Sampling distributions

Before break, we learned about discrete random variables and their distributions. Today, we’ll take a look at the process of sampling as a random variable itself. From this perspective, there’s a distribution associated with sampling and an understanding of this distribution allows us to estimate how close statistics computed from the sample are to the corresponding parameters for the whole population. Thus, we’re laying the foundation for inference - the process of drawing quantitative conclusions from our data.

This is essentially chapter 15 and a little bit of 16 in our text.

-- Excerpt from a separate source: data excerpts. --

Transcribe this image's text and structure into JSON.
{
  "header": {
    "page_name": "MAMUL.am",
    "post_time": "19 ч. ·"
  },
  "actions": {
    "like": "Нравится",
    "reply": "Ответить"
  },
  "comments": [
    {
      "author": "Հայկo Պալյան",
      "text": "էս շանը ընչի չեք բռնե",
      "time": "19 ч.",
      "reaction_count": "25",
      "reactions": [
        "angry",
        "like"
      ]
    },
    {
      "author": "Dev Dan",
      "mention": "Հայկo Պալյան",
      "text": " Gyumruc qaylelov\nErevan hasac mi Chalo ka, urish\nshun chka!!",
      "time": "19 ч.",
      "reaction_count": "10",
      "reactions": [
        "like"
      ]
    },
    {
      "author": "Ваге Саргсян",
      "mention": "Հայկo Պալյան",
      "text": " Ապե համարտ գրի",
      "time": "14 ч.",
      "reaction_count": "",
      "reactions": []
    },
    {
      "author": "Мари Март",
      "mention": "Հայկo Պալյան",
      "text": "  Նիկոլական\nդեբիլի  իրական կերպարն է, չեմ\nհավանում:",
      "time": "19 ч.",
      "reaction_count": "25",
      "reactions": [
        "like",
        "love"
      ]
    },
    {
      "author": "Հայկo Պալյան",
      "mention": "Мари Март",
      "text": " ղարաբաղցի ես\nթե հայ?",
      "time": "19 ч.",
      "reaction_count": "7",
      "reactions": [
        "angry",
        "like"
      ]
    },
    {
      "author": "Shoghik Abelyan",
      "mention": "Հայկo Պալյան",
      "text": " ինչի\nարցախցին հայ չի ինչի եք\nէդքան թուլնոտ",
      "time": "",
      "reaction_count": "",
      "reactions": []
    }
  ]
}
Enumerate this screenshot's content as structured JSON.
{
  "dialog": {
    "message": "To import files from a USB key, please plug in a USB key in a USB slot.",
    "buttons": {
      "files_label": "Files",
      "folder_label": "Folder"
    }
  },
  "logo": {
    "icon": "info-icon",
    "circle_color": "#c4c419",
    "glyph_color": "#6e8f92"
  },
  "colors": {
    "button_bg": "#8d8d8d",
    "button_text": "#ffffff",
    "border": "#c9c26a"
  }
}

Sampling as a random variable

The process of computing a statistic based on a random sample can be thought of a random variable in the following sense:

Suppose we have a process which results in one of two outcomes: ‘success’ with probability $p$ or ‘failure’ with probability $1-p$.
We run $n$ trials of the process and compute the proportion $\hat{p}$ of successes.
The number $\hat{p}$ is a random variable

Example

Suppose we draw a random sample of 100 people from a large population and find out how many of them smoke.
In North Carolina, it’ll be about $22\%$ of them - but not exactly.
Suppose we do it again. We’ll almost certainly get a different number.
Now suppose we do that a bunch of times. We’ll get a bunch of different numbers. The histogram of those numbers represents the sampling distribution associated with the process.

The amazing thing is that the sampling distribution is approximately normal.

A computer experiment

As you recall, we’ve been playing some with R. A recent StackOverflow Blog indicated how quickly R has been growing. So, let’s illustrate these ideas with some R code. Here’s a function that returns one of two classes (‘s’ or ‘n’), together with an illustrative bar plot.

set.seed(1)
pick_one = function(x) {
  u = runif(1)
  if(u<0.22) {
    return('s')
  }
  else {
    return('n')
  }
}
barplot(table(sapply(1:12, pick_one)))

Now, suppose we run the process a bunch of times and, each time, we compute the proportion of ’s’s. Here’s a histogram of the results:

set.seed(1)
n = 100
run_trials = function(x) {
  trials = sapply(1:n, pick_one)
  return(length(trials[trials=='s'])/n)
}
hist(sapply(1:1000, run_trials), 10, xlab='', main='', col='gray')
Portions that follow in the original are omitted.